Google received another half million from the Pentagon to process aerial imagery
A newly public disclosure withheld from USASpending.gov reveals that Google was paid an additional half a million dollars in May to process aerial imagery for the Pentagon and National Guard.
Contracting records made public today as a result of 90 day disclosure delays reveal that Google was awarded an additional $500,000 by the Pentagon on May 17th as part of its now $900,000 contract for “processing aerial imagery”. Despite the author having reported on the initial $400,000 award in March, the contract’s involvement of the National Guard appears to have damped any significant inquiries from the broader press.
Both these awards and Google’s related $2.92 million “air logistics optimization” contract with the Pentagon and Navy Region Mid-Atlantic are through a controversial procurement mechanism known as an Other Transaction Agreement, or OTA. In addition to their primary role of circumventing much of the Pentagon’s bureaucratic contracting hurdles — known as the Federal Acquisition Regulation — OTAs also result in contracts not being disclosed by the government transparency site USASpending.gov. The combined effect is less legal and public scrutiny on defense contractors.
Perhaps the biggest lobbyist for OTAs in the past year has been the Software in Defense Coalition, which was founded by Jane Lee, a government affairs executive at the data fusion and cybersecurity contractor Rebellion Defense. Since its inception, Rebellion’s most prominent board member and investor has been former Google CEO Eric Schmidt.

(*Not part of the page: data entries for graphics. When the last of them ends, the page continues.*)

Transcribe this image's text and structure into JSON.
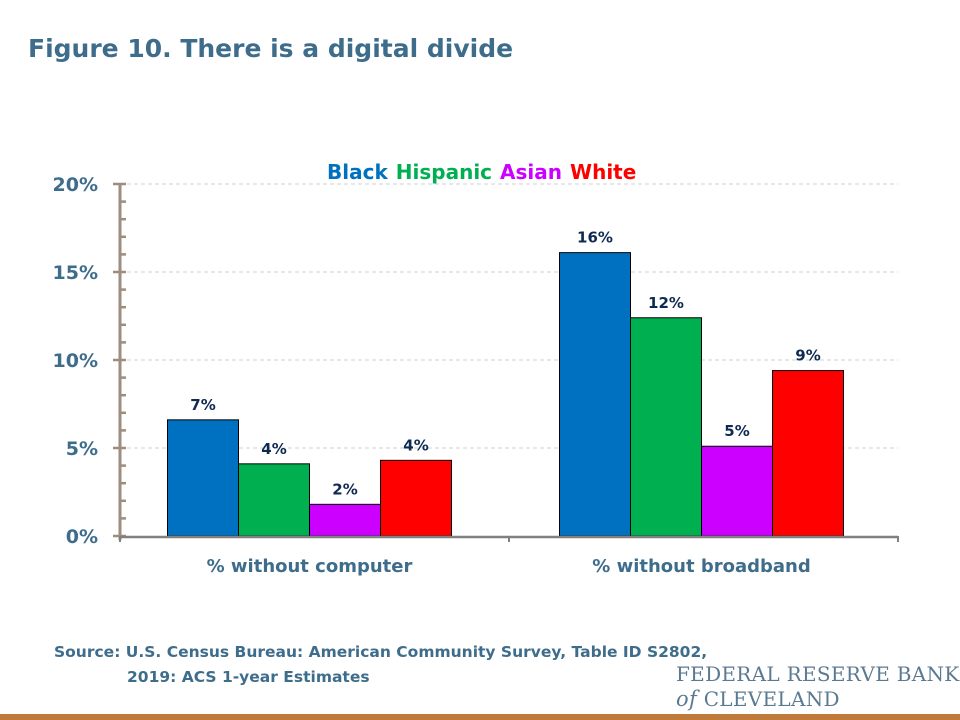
{
  "title": "Figure 10. There is a digital divide",
  "chart_data": {
    "type": "bar",
    "title": "",
    "xlabel": "",
    "ylabel": "",
    "categories": [
      "% without computer",
      "% without broadband"
    ],
    "series": [
      {
        "name": "Black",
        "color": "#0070c0",
        "values": [
          6.6,
          16.1
        ],
        "labels": [
          "7%",
          "16%"
        ]
      },
      {
        "name": "Hispanic",
        "color": "#00b050",
        "values": [
          4.1,
          12.4
        ],
        "labels": [
          "4%",
          "12%"
        ]
      },
      {
        "name": "Asian",
        "color": "#cc00ff",
        "values": [
          1.8,
          5.1
        ],
        "labels": [
          "2%",
          "5%"
        ]
      },
      {
        "name": "White",
        "color": "#ff0000",
        "values": [
          4.3,
          9.4
        ],
        "labels": [
          "4%",
          "9%"
        ]
      }
    ],
    "ylim": [
      0,
      20
    ],
    "yticks": [
      "0%",
      "5%",
      "10%",
      "15%",
      "20%"
    ],
    "grid": true,
    "legend": "top-center"
  },
  "source": {
    "line1": "Source: U.S. Census Bureau: American Community Survey, Table ID S2802,",
    "line2": "2019: ACS 1-year Estimates"
  },
  "logo": {
    "line1": "FEDERAL RESERVE BANK",
    "of": "of",
    "line2": "CLEVELAND"
  }
}
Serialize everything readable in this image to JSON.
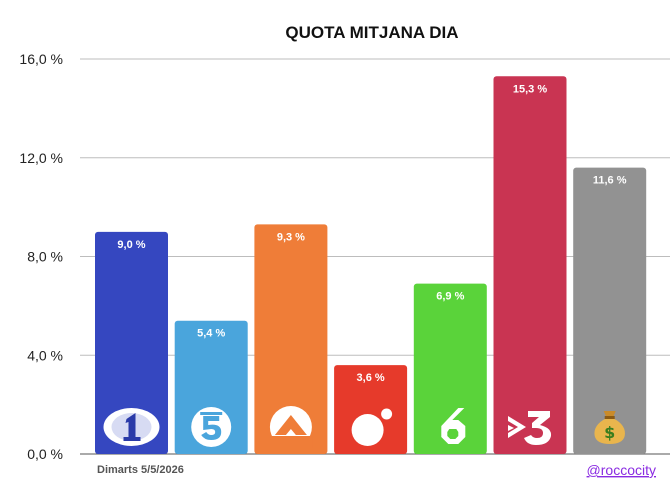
{
  "chart_data": {
    "type": "bar",
    "title": "QUOTA MITJANA DIA",
    "xlabel": "",
    "ylabel": "",
    "ylim": [
      0,
      16
    ],
    "yticks": [
      "0,0 %",
      "4,0 %",
      "8,0 %",
      "12,0 %",
      "16,0 %"
    ],
    "ytick_values": [
      0,
      4,
      8,
      12,
      16
    ],
    "grid": true,
    "categories": [
      "La 1",
      "Telecinco",
      "Antena 3",
      "Cuatro",
      "La Sexta",
      "TV3",
      "Others"
    ],
    "values": [
      9.0,
      5.4,
      9.3,
      3.6,
      6.9,
      15.3,
      11.6
    ],
    "value_labels": [
      "9,0 %",
      "5,4 %",
      "9,3 %",
      "3,6 %",
      "6,9 %",
      "15,3 %",
      "11,6 %"
    ],
    "colors": [
      "#3547c0",
      "#4aa5dc",
      "#ef7d38",
      "#e63a2b",
      "#5ad33a",
      "#c93452",
      "#929292"
    ],
    "icons": [
      "la1-logo-icon",
      "telecinco-logo-icon",
      "antena3-logo-icon",
      "cuatro-logo-icon",
      "lasexta-logo-icon",
      "tv3-logo-icon",
      "money-bag-icon"
    ]
  },
  "footer": {
    "date": "Dimarts 5/5/2026",
    "handle": "@roccocity"
  }
}
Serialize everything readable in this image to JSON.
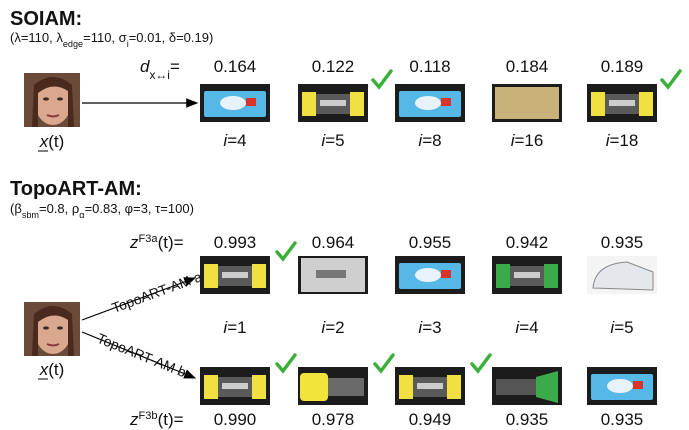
{
  "soiam": {
    "title": "SOIAM:",
    "params": [
      {
        "text": "(λ=110, λ"
      },
      {
        "text": "edge",
        "sub": true
      },
      {
        "text": "=110, σ"
      },
      {
        "text": "i",
        "sub": true
      },
      {
        "text": "=0.01, δ=0.19)"
      }
    ],
    "input_label": "x(t)",
    "distance_label": [
      {
        "text": "d"
      },
      {
        "text": "x↔i",
        "sub": true
      },
      {
        "text": "="
      }
    ],
    "items": [
      {
        "distance": "0.164",
        "index": "i=4",
        "match": false
      },
      {
        "distance": "0.122",
        "index": "i=5",
        "match": true
      },
      {
        "distance": "0.118",
        "index": "i=8",
        "match": false
      },
      {
        "distance": "0.184",
        "index": "i=16",
        "match": false
      },
      {
        "distance": "0.189",
        "index": "i=18",
        "match": true
      }
    ]
  },
  "topoart": {
    "title": "TopoART-AM:",
    "params": [
      {
        "text": "(β"
      },
      {
        "text": "sbm",
        "sub": true
      },
      {
        "text": "=0.8, ρ"
      },
      {
        "text": "α",
        "sub": true
      },
      {
        "text": "=0.83, φ=3, τ=100)"
      }
    ],
    "input_label": "x(t)",
    "arrow_labels": [
      "TopoART-AM a",
      "TopoART-AM b"
    ],
    "score_label_a": [
      {
        "text": "z"
      },
      {
        "text": "F3",
        "sup": true
      },
      {
        "text": "a",
        "sup": true
      },
      {
        "text": "(t)="
      }
    ],
    "score_label_b": [
      {
        "text": "z"
      },
      {
        "text": "F3",
        "sup": true
      },
      {
        "text": "b",
        "sup": true
      },
      {
        "text": "(t)="
      }
    ],
    "indices": [
      "i=1",
      "i=2",
      "i=3",
      "i=4",
      "i=5"
    ],
    "items_a": [
      {
        "score": "0.993",
        "match": true
      },
      {
        "score": "0.964",
        "match": false
      },
      {
        "score": "0.955",
        "match": false
      },
      {
        "score": "0.942",
        "match": false
      },
      {
        "score": "0.935",
        "match": false
      }
    ],
    "items_b": [
      {
        "score": "0.990",
        "match": true
      },
      {
        "score": "0.978",
        "match": true
      },
      {
        "score": "0.949",
        "match": true
      },
      {
        "score": "0.935",
        "match": false
      },
      {
        "score": "0.935",
        "match": false
      }
    ]
  }
}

The public disclosure today of Google receiving an additional half million dollars from the Pentagon through an OTA to ‘process aerial imagery’ coincides with the publication this morning by the think tank Schmidt Special Competitive Studies Project (SCSP) of an interview with former Joint Artificial Intelligence Center directors John N.T. Shanahan and Michael S. Groen. SCSP, the unofficial privated successor of the National Security Commission on AI also led by Eric Schmidt, has become the de facto center of AI policymaking for the U.S. national security community. But SCSP’s private control by a billionaire means that it is exempt from traditional government transparency requirements.
As part of the newly published interview, Shanahan referred to Project Maven as the “first real project by the Department of Defense to try to put AI capabilities into the field…for intelligence purposes”. Shanahan further elaborated: “Think of Project Maven as AI for intelligence and then the Joint AI Center — or the JAIC — AI for everything else in the Department of Defense. From back office functions to outerspace to cyberspace to warfighting operations, finance, medical, everything else in between.”
As the author reported in March, National Geospatial-Intelligence Agency associate director for capabilities Phillip C. Chudoba publicly stated at an event hosted by the nonprofit Intelligence and National Security Alliance that Project Maven had been deployed by “a military partner who, in fact, took some of these technologies to Europe under the banner of our monitoring of the Ukraine crisis”.
And in April, the former head of Google Cloud AI, Andrew W. Moore, joined U.S. Central Command (CENTCOM) as their first-ever advisor on “AI, Robotics, Cloud Computing, and Data Analytics”. The position followed Moore’s previous nomination to the National Security Commission on AI by former CENTCOM commander James N. Mattis and puts Moore into a leadership role with CENTCOM’s major experimental AI task forces for the Army, Air Force, and Navy (respectively, Task Forces 39, 59, and 99).
Roughly twenty two minutes into his SCSP interview, Shanahan referred to the war in Ukraine as “a wakeup call” and argued that relationships with U.S. tech companies are “much better now than [they were] in the Project Maven journey, where we had the episode with Google that is all but since resolved.”
Despite the nominal contract ceiling of the Joint Warfighting Cloud Capability contract being $9 billion, public procurement records current up to May 17th suggest that Google has so far received only roughly $2.89 million in unclassified task orders. Due to the classified nature of Google’s similar multi-billion dollar ceiling contract with the Central Intelligence Agency, the Commercial Cloud Enterprise (C2E), it is unclear whether task orders have so far reached a significant percentage of the ostensibly multi-billion dollar cap.
Google X — the experimental division an anonymous source has claimed is handling the company’s aerial imagery contract with the Pentagon — did not respond to a request for comment.